The NCAA Approves Unlimited Meals After Shabazz Napier Goes Hungry: The Lesson For Other College Athletes
In a locker room in AT&T Stadium after the University of Connecticut Huskies won the NCAA Division I men’s basketball national championship, UConn’s star player, Shabazz Napier, sat in a locker room. Like many champions before him, he sat with media members’ recorders in front of his face engaging in a post-game interview. While there was nothing extraordinary about the setting, it was the words that came out of Napier’s mouth that made the interview out of the ordinary: ”Sometimes, there’s hungry nights where I’m not able to eat, but I still gotta play up to my capabilities.”
In a period where the NCAA amateurism landscape is facing the greatest threat of extinction, Napier’s words were thunderous. Napier’s comments turned the talk away from conversations about paying college athletes and instead refocused attention on the plausibility that some college athletes’ most basic needs are not being fully met.
Today the NCAA Division I Legislative Council approved a rule allowing Division I programs to grant all of their athletes unlimited meals and snacks. The rules change will not be considered final until the NCAA Division I board of directors meets on April 24. As it currently stands, NCAA Division I programs are allowed to provide scholarship athletes with one training table meal per day. A cost for the training table meal is deducted from the amount of money those athletes receive to purchase food plans or other food with. Walk-on and non-scholarship athletes may participate in training table meals, but must pay to eat them.
While NCAA athletes’ appetites were victorious today, what signal was sent to college athletes about how to pursue other desired changes to the NCAA’s bylaws?
Although the timing of the NCAA’s decision coincided nicely with Napier’s comments, the issue of allowing schools to provide athletes unlimited meals has actually been on the NCAA’s table since 2012. It was in that year that theCollegiate and Professional Sport Dietitians Association provided data to the NCAA demonstrating that some of its athletes were not receiving proper nutrition. In turn, the Collegiate and Professional Sport Dietitians Association suggested that the NCAA allow its member institutions to grant their athletes unlimited meals. The proposal has worked its way through the NCAA’s governance system since 2012 to make it to today’s vote.

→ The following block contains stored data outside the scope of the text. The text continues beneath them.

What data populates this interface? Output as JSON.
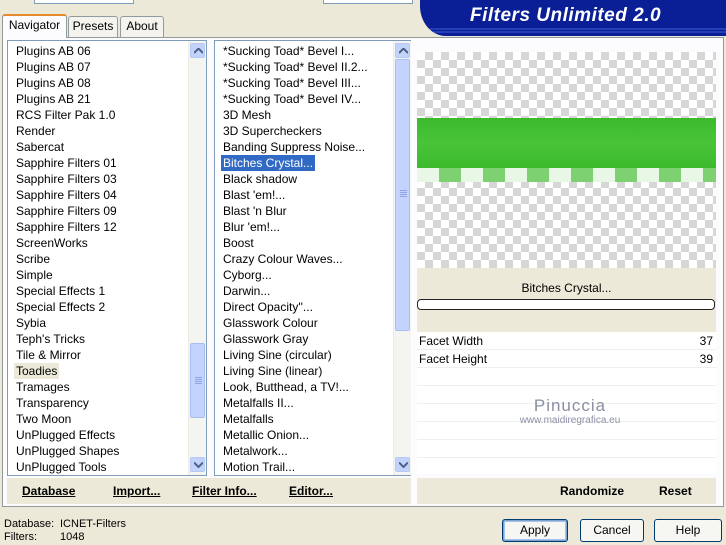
{
  "tabs": [
    {
      "label": "Navigator",
      "active": true
    },
    {
      "label": "Presets",
      "active": false
    },
    {
      "label": "About",
      "active": false
    }
  ],
  "title": "Filters Unlimited 2.0",
  "categories": {
    "items": [
      "Plugins AB 06",
      "Plugins AB 07",
      "Plugins AB 08",
      "Plugins AB 21",
      "RCS Filter Pak 1.0",
      "Render",
      "Sabercat",
      "Sapphire Filters 01",
      "Sapphire Filters 03",
      "Sapphire Filters 04",
      "Sapphire Filters 09",
      "Sapphire Filters 12",
      "ScreenWorks",
      "Scribe",
      "Simple",
      "Special Effects 1",
      "Special Effects 2",
      "Sybia",
      "Teph's Tricks",
      "Tile & Mirror",
      "Toadies",
      "Tramages",
      "Transparency",
      "Two Moon",
      "UnPlugged Effects",
      "UnPlugged Shapes",
      "UnPlugged Tools"
    ],
    "selected": "Toadies",
    "scroll_position": 0.88
  },
  "filters": {
    "items": [
      "*Sucking Toad*  Bevel I...",
      "*Sucking Toad*  Bevel II.2...",
      "*Sucking Toad*  Bevel III...",
      "*Sucking Toad*  Bevel IV...",
      "3D Mesh",
      "3D Supercheckers",
      "Banding Suppress Noise...",
      "Bitches Crystal...",
      "Black shadow",
      "Blast 'em!...",
      "Blast 'n Blur",
      "Blur 'em!...",
      "Boost",
      "Crazy Colour Waves...",
      "Cyborg...",
      "Darwin...",
      "Direct Opacity''...",
      "Glasswork Colour",
      "Glasswork Gray",
      "Living Sine (circular)",
      "Living Sine (linear)",
      "Look, Butthead, a TV!...",
      "Metalfalls II...",
      "Metalfalls",
      "Metallic Onion...",
      "Metalwork...",
      "Motion Trail..."
    ],
    "selected": "Bitches Crystal...",
    "scroll_position": 0.0
  },
  "bottom_links": {
    "database": "Database",
    "import": "Import...",
    "filter_info": "Filter Info...",
    "editor": "Editor...",
    "randomize": "Randomize",
    "reset": "Reset"
  },
  "preview": {
    "filter_name": "Bitches Crystal...",
    "band_color": "#3cba2c",
    "watermark_name": "Pinuccia",
    "watermark_url": "www.maidiregrafica.eu"
  },
  "parameters": [
    {
      "name": "Facet Width",
      "value": "37"
    },
    {
      "name": "Facet Height",
      "value": "39"
    }
  ],
  "status": {
    "database_label": "Database:",
    "database_value": "ICNET-Filters",
    "filters_label": "Filters:",
    "filters_value": "1048"
  },
  "buttons": {
    "apply": "Apply",
    "cancel": "Cancel",
    "help": "Help"
  },
  "colors": {
    "banner": "#0a1f95",
    "selection": "#316ac5",
    "tab_accent": "#e68b2c"
  }
}
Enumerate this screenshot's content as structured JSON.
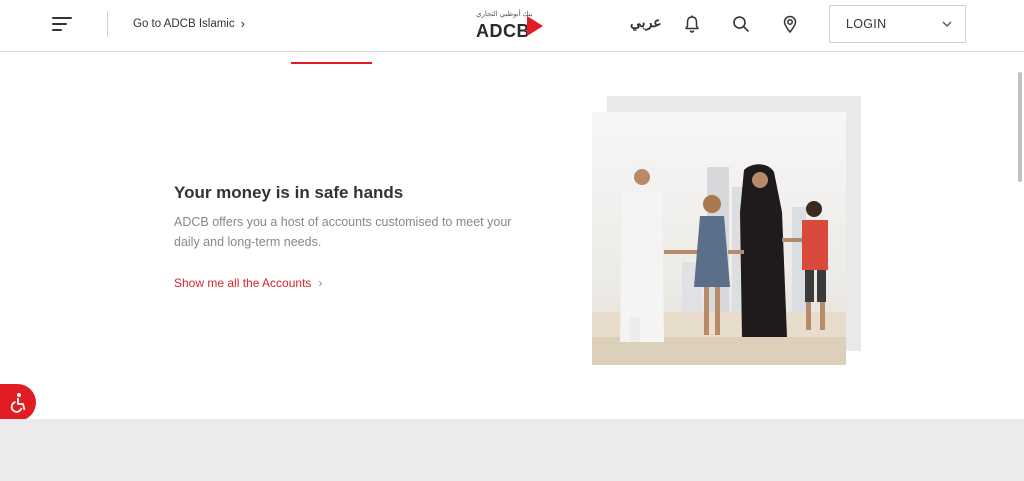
{
  "header": {
    "islamic_link": "Go to  ADCB Islamic",
    "logo_arabic": "بنك أبوظبي التجاري",
    "logo_text": "ADCB",
    "language": "عربي",
    "login_label": "LOGIN"
  },
  "content": {
    "title": "Your money is in safe hands",
    "description": "ADCB offers you a host of accounts customised to meet your daily and long-term needs.",
    "link": "Show me all the Accounts"
  },
  "colors": {
    "brand_red": "#e21c23",
    "link_red": "#d4252b",
    "footer_band": "#ebebee"
  },
  "icons": [
    "menu-icon",
    "chevron-right-icon",
    "adcb-logo",
    "bell-icon",
    "search-icon",
    "location-pin-icon",
    "chevron-down-icon",
    "wheelchair-icon"
  ]
}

The learning lesson for college athletes therefore is twofold. The first lesson is that the backing of a professional organization and its research bolsters the credibility of their requested NCAA bylaw changes. Would the NCAA have been spurred to action to allow unlimited meals based on Napier’s comments alone? While the answer to that question is unknown, it’s unlikely. However, when presented with data that demonstrated a large number of college athletes lack proper nutrition, it became harder for the NCAA to turn away from such requests. Thus, in asking the NCAA for things beyond what a grant in aid allows, college athletes should seek the assistance of professional organizations whose research lines up with what they’re requesting.
The second lesson from the NCAA’s decision today is that timing and public relations don’t hurt in pushing the NCAA to make changes that college athletes desire. Again, it is unknown whether the Division I Legislative Council would have voted the way it did today had Napier not made his comments about nights spent hungry. Yet, it is arguable that by focusing attention on his hunger nearly immediately after winning a national championship Napier put the NCAA in a corner where it had no option but to allow for unlimited meals. Yes, the legislation on unlimited meals had been working its way through the NCAA since 2012. However, if Napier did not make his comments, would the NCAA have faced the public relations nightmare it would have if the Legislative Council voted against the proposal? Thus, today’s decision show that there is power behind some college athletes’ voices. However, it is the platform and manner in which they choose to use those voices that dictates whether they will be heard.